Karena kursi sudah di gerser Pras, Sasti langsung duduk di sana. Ia melipat kedua tangannya dan ditaruh di atas meja.
Pelayan pria berseragam menunggu Pras dan Sasti untuk memesan menu makanan.
Pras membuka menu makanan begitu pula dengan Sasti. Banyak nama di menu makanan yang bertuliskan bahasa Inggris. Untung saja bahasa Inggris Sasti tidak terlalu buruk.
“Kamu mau makan yang mana?” tanya Pras sambil membaca menu makanan di restoran hotel ini.

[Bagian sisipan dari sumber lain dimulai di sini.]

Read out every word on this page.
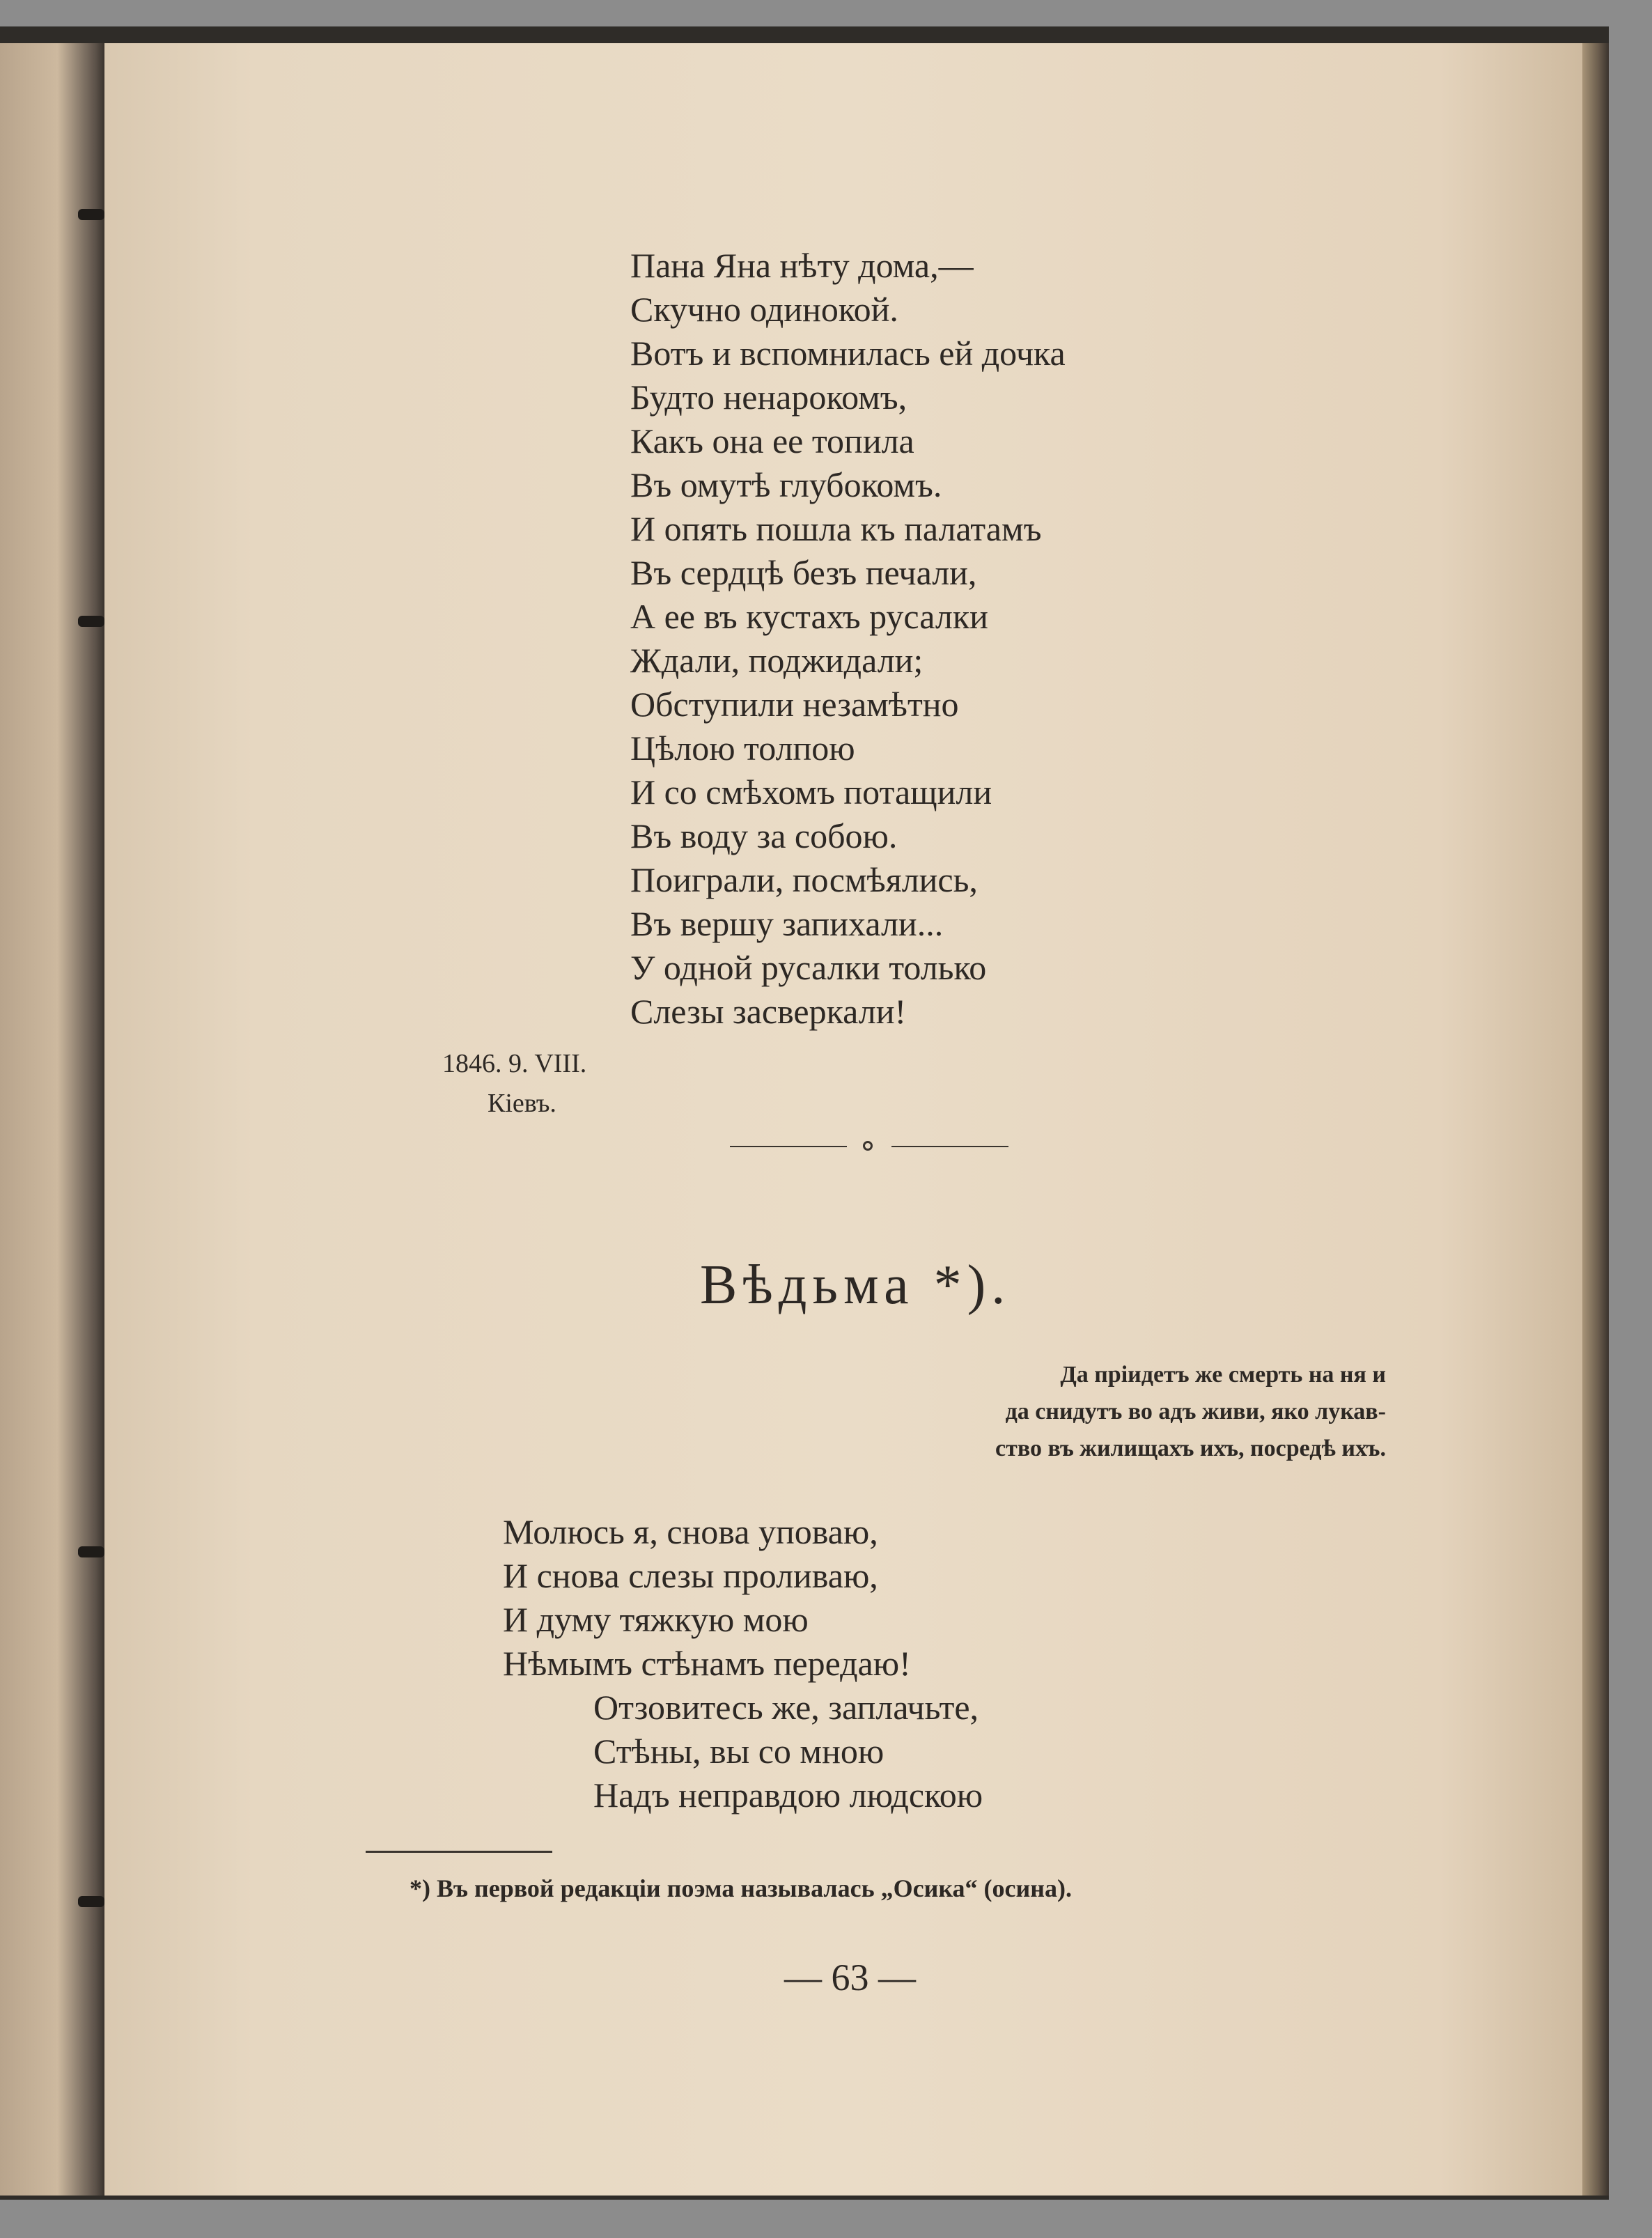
Пана Яна нѣту дома,—
Скучно одинокой.
Вотъ и вспомнилась ей дочка
Будто ненарокомъ,
Какъ она ее топила
Въ омутѣ глубокомъ.
И опять пошла къ палатамъ
Въ сердцѣ безъ печали,
А ее въ кустахъ русалки
Ждали, поджидали;
Обступили незамѣтно
Цѣлою толпою
И со смѣхомъ потащили
Въ воду за собою.
Поиграли, посмѣялись,
Въ вершу запихали...
У одной русалки только
Слезы засверкали!
1846. 9. VIII.
Кіевъ.
Вѣдьма *).
Да пріидетъ же смерть на ня и
да снидутъ во адъ живи, яко лукав-
ство въ жилищахъ ихъ, посредѣ ихъ.
Молюсь я, снова уповаю,
И снова слезы проливаю,
И думу тяжкую мою
Нѣмымъ стѣнамъ передаю!
Отзовитесь же, заплачьте,
Стѣны, вы со мною
Надъ неправдою людскою
*) Въ первой редакціи поэма называлась „Осика“ (осина).
— 63 —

Sasti menatap Pras yang duduk di depannya. Wajah Pras tidak terlihat karena mukanya tertutup buku menu.
“Hm.....” Sasti malas memesan karena melihat tulisan harga yang tertera di menu banyak yang mahal. Walau sepertinya gajinya bulan depan akan naik. Tapi Sasti ingin menabung dan tidak ingin boros. Ia sudah bertekad untuk pindah rumah dari rumah Kakek.
“Aku ingin steak daging dan kentang goreng. Hm.... Salad dan juga corn soup,” kata Pras pada pelayan yang sedang mencatat pesananya di secarik kertas.
Sasti masih diam. Ia bingung memikirkan makanan apa yang akan ia pesan. Karena harga yang tertulis tidak ada yang murah. Untuk kentang goreng saja harganya seratus dua puluh dua ribu rupiah. ‘Memangnya ini kentang dibeli dari mana sih?’ tanya Sasti di dalam hatinya.
“Kamu mau pesan apa?” tanya Pras lagi.
“Hm.... Aku ingin.... Hm..... Air mineral aja,” jawab Sasti akhirnya.
“Hah? Air mineral? Kamu engga lapar?” tanya Pras sambil menatap Sasti.
Sasti menggelengkan kepalanya. “Aku masih kenyang. Tadi aku sarapan makan banyak.”
Pras menatap Sasti sejenak.
Sasti membuang mukanya dan menampilkan ketegasan diri. “Sungguh aku masih kenyang...”
Bertepatan dengan pengakuan bohongnya, perut Sasti berbunyi sedikit nyaring. Persis saat di rumah Pras. Sasti mengatakan tidak lapar tapi penghuni di dalam perutnya berdemo dan mengelurkan suara.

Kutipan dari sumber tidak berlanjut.